Lip Service

Politicians claim to be looking out for the poor when they exempt food purchases from sales taxes.  The logic is that sales taxes on food are particularly regressive and hard on the poor.  Which is all fine and good, until bureaucrats' jobs are on the line, and then regressive taxes sound find and good.

7 Comments

  1. Bob Smith:

    One wonders why they've stopped maintaining the roads, and cut library and school programs, before they cut wasteful and useless light rail service.

  2. ADiff:

    I'd be willing to bet there are plenty of areas where the City of Phoenix could save a few bucks...contracts with mayoral girlfriends come immediately to mind, for example. In general I'd start with just about every "assistant" this or that or "Aid to" job in City Government. Then I'd move on to any program designed to 'address' some social issue or not directly related to basic services. Let the big-wigs do their own xeroxing and run their own errands to Quick Print for a change.

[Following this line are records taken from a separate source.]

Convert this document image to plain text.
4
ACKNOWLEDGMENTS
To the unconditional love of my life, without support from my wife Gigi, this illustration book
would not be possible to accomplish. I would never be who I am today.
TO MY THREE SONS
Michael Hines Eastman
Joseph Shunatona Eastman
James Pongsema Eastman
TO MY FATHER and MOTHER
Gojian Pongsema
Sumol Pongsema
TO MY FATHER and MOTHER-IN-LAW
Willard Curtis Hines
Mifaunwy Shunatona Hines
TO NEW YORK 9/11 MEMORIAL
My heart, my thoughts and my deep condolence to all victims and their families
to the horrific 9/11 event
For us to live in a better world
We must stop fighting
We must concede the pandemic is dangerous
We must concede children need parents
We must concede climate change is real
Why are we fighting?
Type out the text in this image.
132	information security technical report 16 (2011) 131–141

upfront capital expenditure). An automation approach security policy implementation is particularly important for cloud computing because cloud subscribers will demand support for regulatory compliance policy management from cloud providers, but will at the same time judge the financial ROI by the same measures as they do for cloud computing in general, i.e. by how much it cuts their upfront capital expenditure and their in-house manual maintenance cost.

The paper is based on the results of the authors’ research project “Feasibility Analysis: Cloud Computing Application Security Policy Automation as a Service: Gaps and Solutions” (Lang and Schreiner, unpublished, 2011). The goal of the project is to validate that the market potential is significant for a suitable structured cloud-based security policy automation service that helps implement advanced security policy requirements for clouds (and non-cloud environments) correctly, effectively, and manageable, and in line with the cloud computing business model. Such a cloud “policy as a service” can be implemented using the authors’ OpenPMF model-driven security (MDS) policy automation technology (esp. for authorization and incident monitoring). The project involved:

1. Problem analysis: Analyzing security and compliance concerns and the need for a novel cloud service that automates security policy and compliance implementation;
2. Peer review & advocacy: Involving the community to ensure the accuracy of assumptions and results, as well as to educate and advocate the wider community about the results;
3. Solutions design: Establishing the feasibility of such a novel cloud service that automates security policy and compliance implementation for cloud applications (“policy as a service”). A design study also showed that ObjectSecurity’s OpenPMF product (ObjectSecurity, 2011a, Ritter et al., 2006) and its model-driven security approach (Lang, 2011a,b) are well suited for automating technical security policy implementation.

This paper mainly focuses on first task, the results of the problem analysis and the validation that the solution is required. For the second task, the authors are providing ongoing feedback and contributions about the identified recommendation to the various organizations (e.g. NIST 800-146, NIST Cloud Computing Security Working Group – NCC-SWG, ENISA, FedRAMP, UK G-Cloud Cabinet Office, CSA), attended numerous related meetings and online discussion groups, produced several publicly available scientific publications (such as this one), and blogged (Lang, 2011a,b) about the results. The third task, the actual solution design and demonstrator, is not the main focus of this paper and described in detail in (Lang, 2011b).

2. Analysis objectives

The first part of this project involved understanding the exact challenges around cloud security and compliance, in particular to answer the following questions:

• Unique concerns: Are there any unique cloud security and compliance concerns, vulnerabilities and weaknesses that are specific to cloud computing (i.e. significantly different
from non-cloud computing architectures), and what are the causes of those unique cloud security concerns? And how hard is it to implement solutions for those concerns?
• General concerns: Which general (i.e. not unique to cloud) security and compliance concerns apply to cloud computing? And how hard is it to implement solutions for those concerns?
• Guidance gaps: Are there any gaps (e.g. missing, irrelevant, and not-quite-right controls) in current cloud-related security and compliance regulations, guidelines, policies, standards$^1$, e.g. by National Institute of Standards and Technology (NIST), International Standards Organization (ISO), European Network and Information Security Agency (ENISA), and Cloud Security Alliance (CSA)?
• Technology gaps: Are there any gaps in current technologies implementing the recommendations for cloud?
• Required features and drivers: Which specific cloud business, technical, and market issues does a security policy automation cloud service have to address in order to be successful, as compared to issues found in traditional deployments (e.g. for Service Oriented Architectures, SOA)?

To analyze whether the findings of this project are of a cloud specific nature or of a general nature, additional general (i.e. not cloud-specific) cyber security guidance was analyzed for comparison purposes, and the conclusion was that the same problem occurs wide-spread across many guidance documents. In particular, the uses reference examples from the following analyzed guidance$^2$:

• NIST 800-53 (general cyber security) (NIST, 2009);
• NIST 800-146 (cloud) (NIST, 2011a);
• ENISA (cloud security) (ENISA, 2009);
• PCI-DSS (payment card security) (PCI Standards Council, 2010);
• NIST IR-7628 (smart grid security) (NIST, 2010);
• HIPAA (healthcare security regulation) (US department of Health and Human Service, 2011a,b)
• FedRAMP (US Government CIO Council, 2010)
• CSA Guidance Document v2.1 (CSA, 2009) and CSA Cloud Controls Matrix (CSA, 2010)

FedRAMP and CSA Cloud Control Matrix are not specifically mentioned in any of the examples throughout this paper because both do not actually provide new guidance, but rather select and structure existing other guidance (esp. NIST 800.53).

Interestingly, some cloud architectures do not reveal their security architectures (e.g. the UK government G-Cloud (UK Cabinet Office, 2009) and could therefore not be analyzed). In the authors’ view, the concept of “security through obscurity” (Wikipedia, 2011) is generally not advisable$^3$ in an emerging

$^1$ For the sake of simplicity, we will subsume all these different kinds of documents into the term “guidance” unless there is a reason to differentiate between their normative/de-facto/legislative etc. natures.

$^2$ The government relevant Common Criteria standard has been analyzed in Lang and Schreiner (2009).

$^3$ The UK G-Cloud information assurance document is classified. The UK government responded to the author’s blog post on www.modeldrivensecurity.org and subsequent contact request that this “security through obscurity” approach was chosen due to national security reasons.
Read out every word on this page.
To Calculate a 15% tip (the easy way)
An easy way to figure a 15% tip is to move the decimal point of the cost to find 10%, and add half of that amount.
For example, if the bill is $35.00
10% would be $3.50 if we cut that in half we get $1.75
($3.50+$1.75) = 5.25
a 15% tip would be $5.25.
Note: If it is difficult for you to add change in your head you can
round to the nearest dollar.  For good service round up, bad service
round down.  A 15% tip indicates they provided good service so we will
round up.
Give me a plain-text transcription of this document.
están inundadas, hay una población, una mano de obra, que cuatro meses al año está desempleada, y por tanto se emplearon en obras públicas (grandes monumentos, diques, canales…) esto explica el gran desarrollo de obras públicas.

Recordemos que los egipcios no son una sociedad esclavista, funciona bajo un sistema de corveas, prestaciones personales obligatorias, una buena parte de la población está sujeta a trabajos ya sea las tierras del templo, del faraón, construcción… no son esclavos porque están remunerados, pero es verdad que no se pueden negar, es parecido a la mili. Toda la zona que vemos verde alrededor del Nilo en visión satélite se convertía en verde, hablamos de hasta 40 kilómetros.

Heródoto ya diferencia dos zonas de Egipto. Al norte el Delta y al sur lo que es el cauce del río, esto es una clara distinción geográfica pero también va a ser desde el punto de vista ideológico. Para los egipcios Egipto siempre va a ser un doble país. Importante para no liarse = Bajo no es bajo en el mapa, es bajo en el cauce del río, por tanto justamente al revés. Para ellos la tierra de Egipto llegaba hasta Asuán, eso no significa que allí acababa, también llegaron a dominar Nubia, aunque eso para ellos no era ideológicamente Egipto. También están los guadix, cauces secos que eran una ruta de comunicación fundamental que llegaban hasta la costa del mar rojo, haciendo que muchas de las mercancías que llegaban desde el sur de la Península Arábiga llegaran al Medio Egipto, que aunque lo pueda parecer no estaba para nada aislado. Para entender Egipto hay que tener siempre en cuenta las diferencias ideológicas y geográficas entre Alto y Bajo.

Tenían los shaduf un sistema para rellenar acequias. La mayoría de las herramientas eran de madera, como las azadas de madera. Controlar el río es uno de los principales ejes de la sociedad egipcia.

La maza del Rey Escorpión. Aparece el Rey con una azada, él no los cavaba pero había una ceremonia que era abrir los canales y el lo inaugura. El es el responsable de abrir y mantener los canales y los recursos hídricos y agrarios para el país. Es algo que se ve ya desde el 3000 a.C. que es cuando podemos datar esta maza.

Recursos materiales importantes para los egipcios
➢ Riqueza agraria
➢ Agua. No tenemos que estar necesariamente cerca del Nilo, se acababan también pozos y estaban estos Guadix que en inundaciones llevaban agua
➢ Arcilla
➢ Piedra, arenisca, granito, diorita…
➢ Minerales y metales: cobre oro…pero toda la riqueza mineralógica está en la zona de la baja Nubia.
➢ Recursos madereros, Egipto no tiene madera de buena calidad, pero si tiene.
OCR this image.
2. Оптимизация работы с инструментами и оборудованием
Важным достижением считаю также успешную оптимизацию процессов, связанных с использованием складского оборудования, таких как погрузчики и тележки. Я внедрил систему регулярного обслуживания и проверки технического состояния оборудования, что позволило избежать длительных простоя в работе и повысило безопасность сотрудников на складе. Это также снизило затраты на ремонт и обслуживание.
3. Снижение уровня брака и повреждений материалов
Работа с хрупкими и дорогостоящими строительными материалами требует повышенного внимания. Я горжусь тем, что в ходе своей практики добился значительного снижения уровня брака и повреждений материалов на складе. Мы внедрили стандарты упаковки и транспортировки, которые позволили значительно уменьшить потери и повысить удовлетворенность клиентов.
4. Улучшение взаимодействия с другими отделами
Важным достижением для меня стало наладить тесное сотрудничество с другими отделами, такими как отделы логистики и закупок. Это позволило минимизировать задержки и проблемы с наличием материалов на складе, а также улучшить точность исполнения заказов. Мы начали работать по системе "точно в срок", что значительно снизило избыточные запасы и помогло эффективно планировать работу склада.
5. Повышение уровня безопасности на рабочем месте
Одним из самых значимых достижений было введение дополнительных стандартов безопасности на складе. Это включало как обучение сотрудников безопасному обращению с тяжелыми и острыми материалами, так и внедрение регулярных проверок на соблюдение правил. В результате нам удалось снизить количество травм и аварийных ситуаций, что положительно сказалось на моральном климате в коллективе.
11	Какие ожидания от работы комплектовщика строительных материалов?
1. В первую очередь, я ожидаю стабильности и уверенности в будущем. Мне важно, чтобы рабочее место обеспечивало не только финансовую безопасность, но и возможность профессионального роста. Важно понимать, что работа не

    Apparently the city, like the state, has never seen a tax they didn't love, love the regressive ones best, and love spending money on non-essentials most of all!

  3. me:

    It's astounding that with all the enlightenment going on, we never made it beyond the simian notion of alphas to head us and tell us what to do. As opposed to people we pay to maintain our quality of life and who we get to fire if they do a terrible job.

    I really don't buy the entire BS about independence of politicians anymore - after all, the flipside of being protected from immediate wrath if making a "hard" decision is indemnity from accountability. And I am seeing a lot more of the latter than the former.

  4. jj:

    On the plus side, the article says they're considering water rate increases.

  5. Ian Random:

    I was listening to UFO radio last night while flossing and they had on Walter Burien who claims that government at all levels have large investment holdings that they conveniently forget about during a budget crisis.

    http://cafr1.com/

    Someone looking at all state CAFR's including AZ:

    http://www.cafrman.com/Articles/Art-AZ-S1.htm

    Total Surpluses… 11,449,891
    Per Capita… 2,092

  6. Rick C:

    ""I want enough to stop the bleeding and get ahead of the game," said Williams, who represents northwest Phoenix. "Nothing will be off the table with me at this point.""

    Sure, nothing except reducing wasteful and/or unnecessary "services."

  7. John Moore:

    I remember when they repealed the sales tax. The state Libertarian party had a big hand in that.